Karetka będąca własnością prywatnej firmy medycznej podczas prywatnego wydarzenia nie służy do przewożenia osób z bezpośrednim zagrożeniem życia lub zdrowia do szpitala. Funkcję tę sprawuje wyłącznie państwowe pogotowie, które nie świadczy usług wynajmu personelu na prywatne wydarzenia - federacja wyjaśnia, dlaczego obecny na miejscu zespół nie mógł przetransportować zawodnika do szpitala.

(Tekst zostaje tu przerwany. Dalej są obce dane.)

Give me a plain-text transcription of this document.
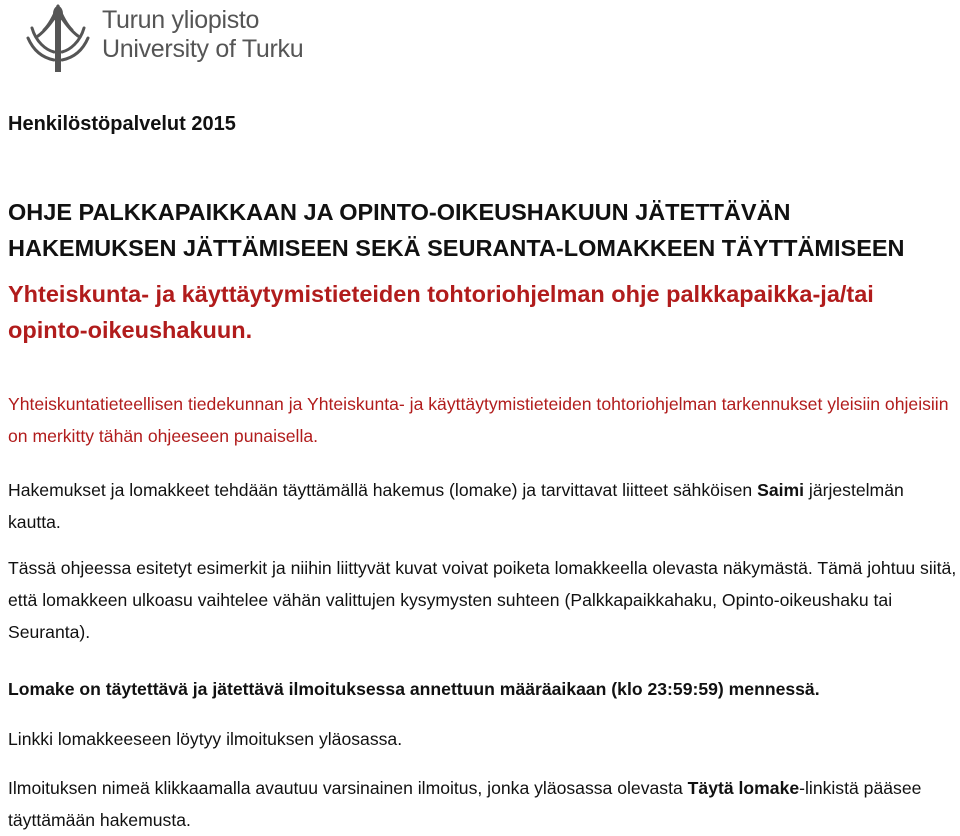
Turun yliopisto
University of Turku
Henkilöstöpalvelut 2015
OHJE PALKKAPAIKKAAN JA OPINTO-OIKEUSHAKUUN JÄTETTÄVÄN
HAKEMUKSEN JÄTTÄMISEEN SEKÄ SEURANTA-LOMAKKEEN TÄYTTÄMISEEN
Yhteiskunta- ja käyttäytymistieteiden tohtoriohjelman ohje palkkapaikka-ja/tai opinto-oikeushakuun.
Yhteiskuntatieteellisen tiedekunnan ja Yhteiskunta- ja käyttäytymistieteiden tohtoriohjelman tarkennukset yleisiin ohjeisiin on merkitty tähän ohjeeseen punaisella.
Hakemukset ja lomakkeet tehdään täyttämällä hakemus (lomake) ja tarvittavat liitteet sähköisen Saimi järjestelmän kautta.
Tässä ohjeessa esitetyt esimerkit ja niihin liittyvät kuvat voivat poiketa lomakkeella olevasta näkymästä. Tämä johtuu siitä, että lomakkeen ulkoasu vaihtelee vähän valittujen kysymysten suhteen (Palkkapaikkahaku, Opinto-oikeushaku tai Seuranta).
Lomake on täytettävä ja jätettävä ilmoituksessa annettuun määräaikaan (klo 23:59:59) mennessä.
Linkki lomakkeeseen löytyy ilmoituksen yläosassa.
Ilmoituksen nimeä klikkaamalla avautuu varsinainen ilmoitus, jonka yläosassa olevasta Täytä lomake-linkistä pääsee täyttämään hakemusta.
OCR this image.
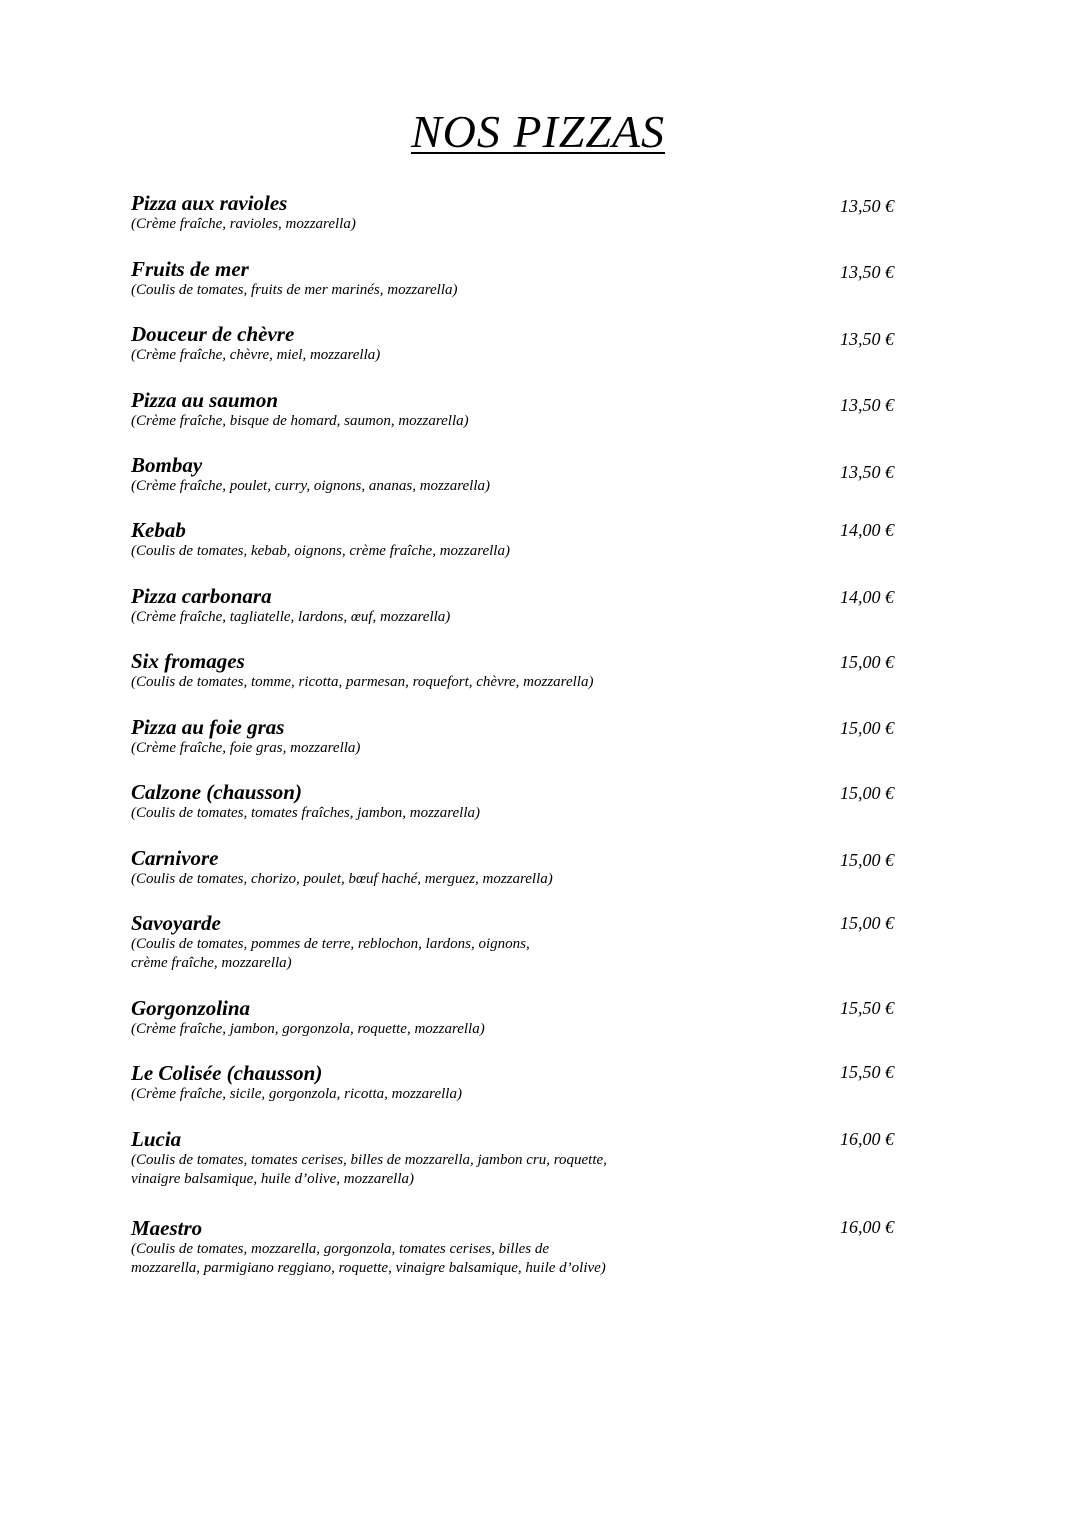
NOS PIZZAS
Pizza aux ravioles
(Crème fraîche, ravioles, mozzarella)
13,50 €
Fruits de mer
(Coulis de tomates, fruits de mer marinés, mozzarella)
13,50 €
Douceur de chèvre
(Crème fraîche, chèvre, miel, mozzarella)
13,50 €
Pizza au saumon
(Crème fraîche, bisque de homard, saumon, mozzarella)
13,50 €
Bombay
(Crème fraîche, poulet, curry, oignons, ananas, mozzarella)
13,50 €
Kebab
(Coulis de tomates, kebab, oignons, crème fraîche, mozzarella)
14,00 €
Pizza carbonara
(Crème fraîche, tagliatelle, lardons, œuf, mozzarella)
14,00 €
Six fromages
(Coulis de tomates, tomme, ricotta, parmesan, roquefort, chèvre, mozzarella)
15,00 €
Pizza au foie gras
(Crème fraîche, foie gras, mozzarella)
15,00 €
Calzone (chausson)
(Coulis de tomates, tomates fraîches, jambon, mozzarella)
15,00 €
Carnivore
(Coulis de tomates, chorizo, poulet, bœuf haché, merguez, mozzarella)
15,00 €
Savoyarde
(Coulis de tomates, pommes de terre, reblochon, lardons, oignons,
crème fraîche, mozzarella)
15,00 €
Gorgonzolina
(Crème fraîche, jambon, gorgonzola, roquette, mozzarella)
15,50 €
Le Colisée (chausson)
(Crème fraîche, sicile, gorgonzola, ricotta, mozzarella)
15,50 €
Lucia
(Coulis de tomates, tomates cerises, billes de mozzarella, jambon cru, roquette,
vinaigre balsamique, huile d’olive, mozzarella)
16,00 €
Maestro
(Coulis de tomates, mozzarella, gorgonzola, tomates cerises, billes de
mozzarella, parmigiano reggiano, roquette, vinaigre balsamique, huile d’olive)
16,00 €
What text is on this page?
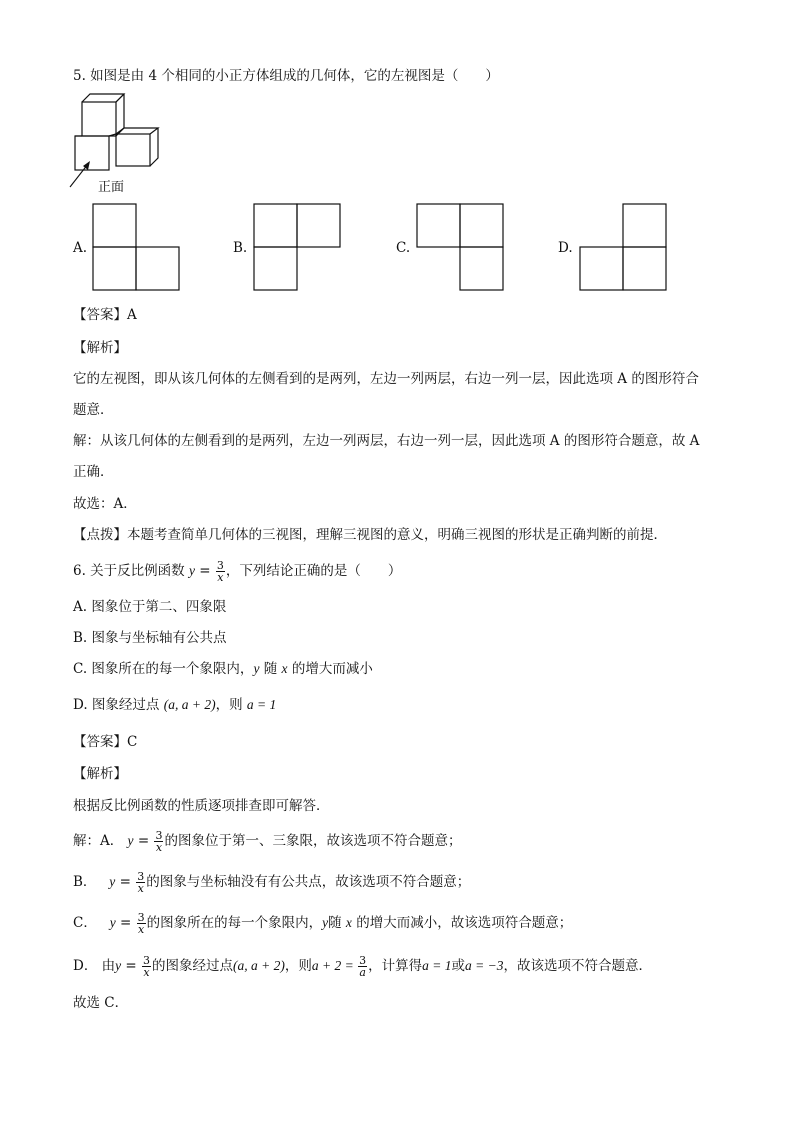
5. 如图是由 4 个相同的小正方体组成的几何体，它的左视图是（　　）
正面
A.	B.	C.	D.
【答案】A
【解析】
它的左视图，即从该几何体的左侧看到的是两列，左边一列两层，右边一列一层，因此选项 A 的图形符合
题意．
解：从该几何体的左侧看到的是两列，左边一列两层，右边一列一层，因此选项 A 的图形符合题意，故 A
正确．
故选：A．
【点拨】本题考查简单几何体的三视图，理解三视图的意义，明确三视图的形状是正确判断的前提．
6. 关于反比例函数 $y = \frac{3}{x}$ ，下列结论正确的是（　　）
A. 图象位于第二、四象限
B. 图象与坐标轴有公共点
C. 图象所在的每一个象限内，y 随 x 的增大而减小
D. 图象经过点 (a, a + 2)，则 a = 1
【答案】C
【解析】
根据反比例函数的性质逐项排查即可解答．
解：A． $y = \frac{3}{x}$ 的图象位于第一、三象限，故该选项不符合题意；
B． $y = \frac{3}{x}$ 的图象与坐标轴没有有公共点，故该选项不符合题意；
C． $y = \frac{3}{x}$ 的图象所在的每一个象限内，y随 x 的增大而减小，故该选项符合题意；
D． 由$y = \frac{3}{x}$ 的图象经过点(a, a + 2)，则$a + 2 = \frac{3}{a}$ ，计算得a = 1或a = −3，故该选项不符合题意．
故选 C．
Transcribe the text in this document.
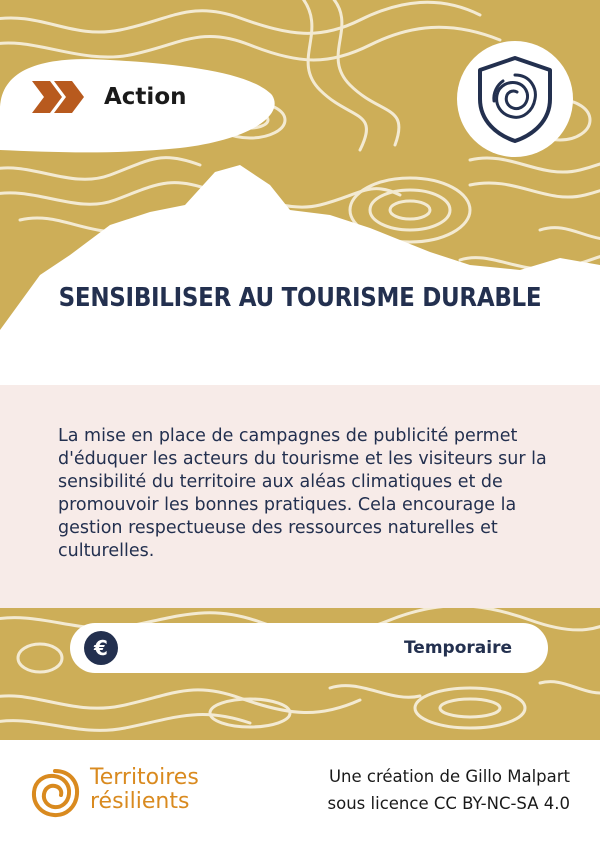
Action
SENSIBILISER AU TOURISME DURABLE

La mise en place de campagnes de publicité permet d'éduquer les acteurs du tourisme et les visiteurs sur la sensibilité du territoire aux aléas climatiques et de promouvoir les bonnes pratiques. Cela encourage la gestion respectueuse des ressources naturelles et culturelles.

€	Temporaire
Territoires
résilients
Une création de Gillo Malpart
sous licence CC BY-NC-SA 4.0
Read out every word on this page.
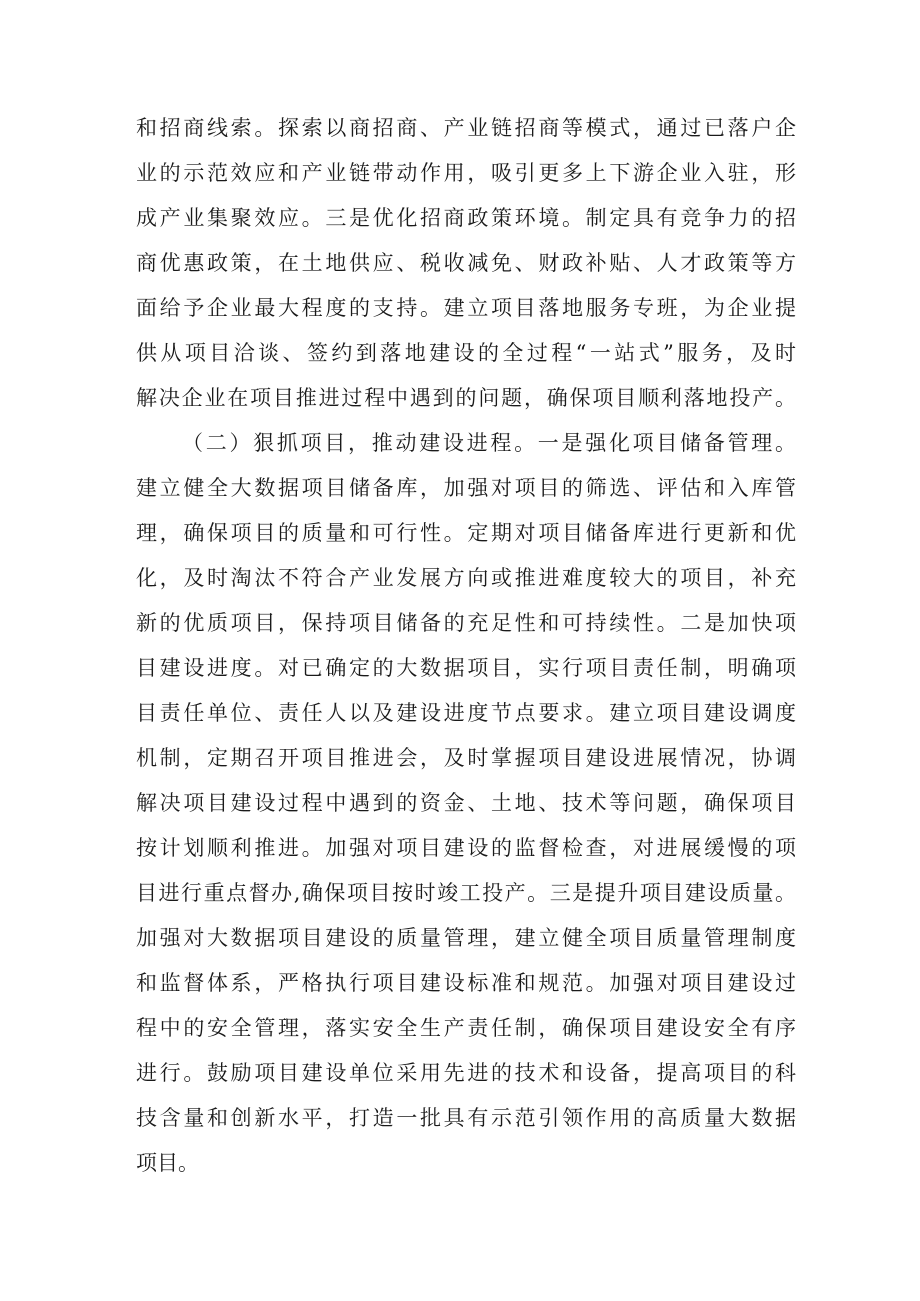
和招商线索。探索以商招商、产业链招商等模式，通过已落户企
业的示范效应和产业链带动作用，吸引更多上下游企业入驻，形
成产业集聚效应。三是优化招商政策环境。制定具有竞争力的招
商优惠政策，在土地供应、税收减免、财政补贴、人才政策等方
面给予企业最大程度的支持。建立项目落地服务专班，为企业提
供从项目洽谈、签约到落地建设的全过程“一站式”服务，及时
解决企业在项目推进过程中遇到的问题，确保项目顺利落地投产。
（二）狠抓项目，推动建设进程。一是强化项目储备管理。
建立健全大数据项目储备库，加强对项目的筛选、评估和入库管
理，确保项目的质量和可行性。定期对项目储备库进行更新和优
化，及时淘汰不符合产业发展方向或推进难度较大的项目，补充
新的优质项目，保持项目储备的充足性和可持续性。二是加快项
目建设进度。对已确定的大数据项目，实行项目责任制，明确项
目责任单位、责任人以及建设进度节点要求。建立项目建设调度
机制，定期召开项目推进会，及时掌握项目建设进展情况，协调
解决项目建设过程中遇到的资金、土地、技术等问题，确保项目
按计划顺利推进。加强对项目建设的监督检查，对进展缓慢的项
目进行重点督办,确保项目按时竣工投产。三是提升项目建设质量。
加强对大数据项目建设的质量管理，建立健全项目质量管理制度
和监督体系，严格执行项目建设标准和规范。加强对项目建设过
程中的安全管理，落实安全生产责任制，确保项目建设安全有序
进行。鼓励项目建设单位采用先进的技术和设备，提高项目的科
技含量和创新水平，打造一批具有示范引领作用的高质量大数据
项目。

Federacja podaje, że slap fighting jest konkurencją w pełni bezpieczną, a przestrzegania zasad pilnuje trzech sędziów. Zawodnicy nie mogą odrywać nóg od podłoża, powinni mieć odpowiednio ułożone ciało i wykonywać ciosy zgodnie z regułami. Ze względu na ochronę dóbr osobistych Artura "Walusia" Walczaka federacja będzie udzielać informacje na temat przebiegu akcji ratunkowej oraz stanu zdrowia zawodnika jedynie upoważnionym organom władzy publicznej.